Use of volatile fingerprints to detect Penicillium nordicum strains producing ochratoxin A in ham.

The objective of this study was to evaluate (a) the effect of water availability on growth and ochratoxin A (OTA) production by Penicillium nordicum in a ham-based medium and (b) the potential for discriminating between producing (MPVP 1669) and non-producing strains (MPVP 1446) of P.nordicum using volatile production patterns with a hybrid sensor array system ((NST 3220 Lab Emission Analyser, Applied Sensors, Linköping, Sweden). Initial studies using a 3% ham-based medium were used to identify the water activity (aw) range for growth and OTA production at 25°C. This showed that growth occurred over the range 0.99 to 0.90 aw and was able to produce OTA after 7 and 14 days. Subsequent studies were carried out with both the producing and non-producing strains of P.nordicum to examine the potential for differentiation based on qualitative volatile production patterns. Thus the 3% ham media were inoculated with spores by spread plating onto the surface of 5 replicate treatment at 0.995 and 0.95 aw at 25°C for up to 14 days. Plates were destructively sampled after 1, 2, 3, 7 and 14 days. Agar discs (3 x 2 cm) were placed in vials and sealed, placed in the autosampler of the sensor array unit and the head space analysed after 1 hrs incubation. The maximum response of the sensor array (metal ion and metal oxide arrays) were used in the PCA statistical analyses of the data sets.
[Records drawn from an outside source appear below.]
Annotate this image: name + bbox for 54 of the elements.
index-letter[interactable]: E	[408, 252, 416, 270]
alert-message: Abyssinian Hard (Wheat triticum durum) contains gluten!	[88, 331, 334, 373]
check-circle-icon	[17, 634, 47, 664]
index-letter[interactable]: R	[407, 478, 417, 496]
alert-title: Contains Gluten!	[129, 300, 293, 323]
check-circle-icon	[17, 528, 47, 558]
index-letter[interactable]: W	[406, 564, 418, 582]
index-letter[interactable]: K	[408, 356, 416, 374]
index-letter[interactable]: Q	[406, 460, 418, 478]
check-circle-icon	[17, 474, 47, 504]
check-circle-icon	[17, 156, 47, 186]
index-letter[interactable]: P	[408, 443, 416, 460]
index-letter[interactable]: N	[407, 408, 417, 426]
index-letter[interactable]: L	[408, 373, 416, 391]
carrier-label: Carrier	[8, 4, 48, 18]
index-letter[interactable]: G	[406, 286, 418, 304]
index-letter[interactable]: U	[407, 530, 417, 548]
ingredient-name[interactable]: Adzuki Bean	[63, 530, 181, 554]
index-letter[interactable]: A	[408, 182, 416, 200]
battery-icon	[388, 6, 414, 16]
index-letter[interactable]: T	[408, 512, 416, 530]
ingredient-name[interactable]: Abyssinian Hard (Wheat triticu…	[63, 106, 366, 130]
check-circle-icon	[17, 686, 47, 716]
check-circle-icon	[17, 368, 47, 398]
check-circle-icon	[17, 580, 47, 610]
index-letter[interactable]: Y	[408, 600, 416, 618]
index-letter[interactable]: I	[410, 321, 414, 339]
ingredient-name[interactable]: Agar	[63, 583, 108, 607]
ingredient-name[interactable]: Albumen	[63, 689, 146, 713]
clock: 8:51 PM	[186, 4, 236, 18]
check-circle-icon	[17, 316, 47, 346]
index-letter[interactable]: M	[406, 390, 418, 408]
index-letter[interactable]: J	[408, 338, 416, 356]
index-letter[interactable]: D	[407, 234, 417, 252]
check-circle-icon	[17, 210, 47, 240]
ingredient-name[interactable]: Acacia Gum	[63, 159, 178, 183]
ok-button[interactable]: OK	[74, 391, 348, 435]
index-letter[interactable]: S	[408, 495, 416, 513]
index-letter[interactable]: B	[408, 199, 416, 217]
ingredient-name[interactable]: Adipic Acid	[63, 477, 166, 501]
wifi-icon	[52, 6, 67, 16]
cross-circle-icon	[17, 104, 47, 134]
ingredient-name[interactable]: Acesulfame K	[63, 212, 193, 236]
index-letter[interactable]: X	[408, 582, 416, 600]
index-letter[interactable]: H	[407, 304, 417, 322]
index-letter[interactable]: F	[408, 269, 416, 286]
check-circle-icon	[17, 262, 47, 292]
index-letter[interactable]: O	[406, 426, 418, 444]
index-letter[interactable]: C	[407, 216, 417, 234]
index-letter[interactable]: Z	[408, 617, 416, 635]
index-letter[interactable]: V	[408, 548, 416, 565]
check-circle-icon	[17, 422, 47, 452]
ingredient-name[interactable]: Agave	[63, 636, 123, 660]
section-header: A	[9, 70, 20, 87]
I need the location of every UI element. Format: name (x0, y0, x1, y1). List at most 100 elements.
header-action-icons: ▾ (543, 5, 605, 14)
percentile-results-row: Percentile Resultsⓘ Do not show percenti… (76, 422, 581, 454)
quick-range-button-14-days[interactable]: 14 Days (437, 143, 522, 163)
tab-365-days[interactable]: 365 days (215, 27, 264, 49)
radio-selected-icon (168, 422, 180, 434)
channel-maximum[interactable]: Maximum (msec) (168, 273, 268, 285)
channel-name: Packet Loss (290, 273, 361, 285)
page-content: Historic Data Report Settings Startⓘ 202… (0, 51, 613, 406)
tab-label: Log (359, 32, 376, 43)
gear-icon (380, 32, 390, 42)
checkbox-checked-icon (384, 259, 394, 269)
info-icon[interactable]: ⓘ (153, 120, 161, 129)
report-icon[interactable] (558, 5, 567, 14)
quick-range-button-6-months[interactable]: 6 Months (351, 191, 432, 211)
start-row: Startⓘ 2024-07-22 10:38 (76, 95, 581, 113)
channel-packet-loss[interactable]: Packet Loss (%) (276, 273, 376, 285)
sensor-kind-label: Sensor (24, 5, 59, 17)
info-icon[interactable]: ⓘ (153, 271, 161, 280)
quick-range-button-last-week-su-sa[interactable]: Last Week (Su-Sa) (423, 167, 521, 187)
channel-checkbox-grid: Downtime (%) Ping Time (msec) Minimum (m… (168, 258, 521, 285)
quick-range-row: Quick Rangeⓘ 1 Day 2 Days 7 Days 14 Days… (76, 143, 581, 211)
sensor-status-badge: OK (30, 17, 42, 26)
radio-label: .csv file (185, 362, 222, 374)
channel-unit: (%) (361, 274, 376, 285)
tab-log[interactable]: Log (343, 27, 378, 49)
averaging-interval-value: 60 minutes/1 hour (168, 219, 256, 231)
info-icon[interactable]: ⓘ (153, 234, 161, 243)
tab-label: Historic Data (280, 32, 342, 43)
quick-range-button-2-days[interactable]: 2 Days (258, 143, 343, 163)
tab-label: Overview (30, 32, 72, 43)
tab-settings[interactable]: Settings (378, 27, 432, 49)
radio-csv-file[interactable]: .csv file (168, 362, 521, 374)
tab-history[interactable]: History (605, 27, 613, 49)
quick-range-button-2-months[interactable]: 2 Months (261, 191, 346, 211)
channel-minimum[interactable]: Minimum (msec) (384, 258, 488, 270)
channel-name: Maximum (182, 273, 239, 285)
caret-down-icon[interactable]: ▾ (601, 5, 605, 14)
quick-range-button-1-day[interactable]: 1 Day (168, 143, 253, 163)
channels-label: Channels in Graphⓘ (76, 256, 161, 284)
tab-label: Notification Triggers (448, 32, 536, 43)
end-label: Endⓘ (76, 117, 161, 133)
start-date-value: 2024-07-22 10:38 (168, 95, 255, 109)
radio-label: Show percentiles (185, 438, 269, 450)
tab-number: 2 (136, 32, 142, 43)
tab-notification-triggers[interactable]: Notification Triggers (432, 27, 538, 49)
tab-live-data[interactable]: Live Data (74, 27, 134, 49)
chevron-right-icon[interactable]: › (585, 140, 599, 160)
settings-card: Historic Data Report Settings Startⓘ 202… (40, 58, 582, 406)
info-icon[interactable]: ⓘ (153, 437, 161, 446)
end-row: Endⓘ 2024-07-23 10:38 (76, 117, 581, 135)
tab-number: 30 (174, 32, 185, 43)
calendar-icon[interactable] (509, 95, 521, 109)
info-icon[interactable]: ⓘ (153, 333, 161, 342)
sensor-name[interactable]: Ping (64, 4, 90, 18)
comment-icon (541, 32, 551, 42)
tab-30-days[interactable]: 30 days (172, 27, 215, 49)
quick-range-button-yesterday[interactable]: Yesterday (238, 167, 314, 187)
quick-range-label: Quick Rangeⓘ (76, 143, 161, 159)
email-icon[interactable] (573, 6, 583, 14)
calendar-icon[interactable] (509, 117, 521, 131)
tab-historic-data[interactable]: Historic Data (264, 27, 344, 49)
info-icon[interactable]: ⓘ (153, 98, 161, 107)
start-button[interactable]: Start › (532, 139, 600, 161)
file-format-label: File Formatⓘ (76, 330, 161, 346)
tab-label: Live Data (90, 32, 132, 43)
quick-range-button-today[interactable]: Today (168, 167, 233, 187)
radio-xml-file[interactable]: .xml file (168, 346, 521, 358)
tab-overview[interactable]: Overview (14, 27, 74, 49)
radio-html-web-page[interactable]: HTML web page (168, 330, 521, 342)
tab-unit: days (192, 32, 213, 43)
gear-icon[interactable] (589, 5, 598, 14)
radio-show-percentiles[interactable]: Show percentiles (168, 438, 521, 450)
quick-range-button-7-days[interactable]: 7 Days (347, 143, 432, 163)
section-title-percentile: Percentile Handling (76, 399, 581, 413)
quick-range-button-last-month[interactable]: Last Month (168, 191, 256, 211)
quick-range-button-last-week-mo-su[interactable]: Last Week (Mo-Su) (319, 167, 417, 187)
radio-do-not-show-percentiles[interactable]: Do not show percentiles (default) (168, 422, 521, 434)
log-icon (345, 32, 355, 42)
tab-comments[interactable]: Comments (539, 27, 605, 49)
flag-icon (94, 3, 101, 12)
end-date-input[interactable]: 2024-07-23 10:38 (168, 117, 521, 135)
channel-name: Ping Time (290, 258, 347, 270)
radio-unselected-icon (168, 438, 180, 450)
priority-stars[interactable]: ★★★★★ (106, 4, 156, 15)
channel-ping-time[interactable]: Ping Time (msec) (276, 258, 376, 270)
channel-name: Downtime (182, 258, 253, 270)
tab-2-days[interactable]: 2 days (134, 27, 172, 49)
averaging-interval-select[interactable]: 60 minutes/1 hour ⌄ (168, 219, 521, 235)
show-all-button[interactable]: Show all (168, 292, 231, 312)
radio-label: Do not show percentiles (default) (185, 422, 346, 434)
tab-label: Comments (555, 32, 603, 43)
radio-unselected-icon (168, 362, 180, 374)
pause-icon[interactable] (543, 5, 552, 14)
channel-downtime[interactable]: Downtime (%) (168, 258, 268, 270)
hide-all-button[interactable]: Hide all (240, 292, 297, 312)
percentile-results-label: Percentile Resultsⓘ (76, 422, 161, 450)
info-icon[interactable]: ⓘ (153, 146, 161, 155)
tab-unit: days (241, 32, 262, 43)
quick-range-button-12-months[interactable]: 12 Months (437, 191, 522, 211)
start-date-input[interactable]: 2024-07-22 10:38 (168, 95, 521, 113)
Up to 72 hrs high associations were observed based on aw more than the capacity for the strains to produce OTA. In fact, the strain were grouped at aw 0.95 and 0.995. However, after 7 days incubation the e-nose was able to discriminate the two strains of P. nordicum grown at aw of 0.995, while strains at aw of 0.95 were associated. The most interesting results were obtained after 14 days incubation. The e-nose was able to discriminate between the producer and non-producer strains at both aw levels. This suggests that qualitative volatile production patterns may differ between these two strains because of the biosynthetic pathways involved. This supports previous work with Fusarium verticilioides where similar discrimination was obtained between fumonisin and non-fumonsin strains. The key volatile biomarkers now need to be identified and these may have potential for use as an early indicator of contamination of such food products by mycotoxigenic strains.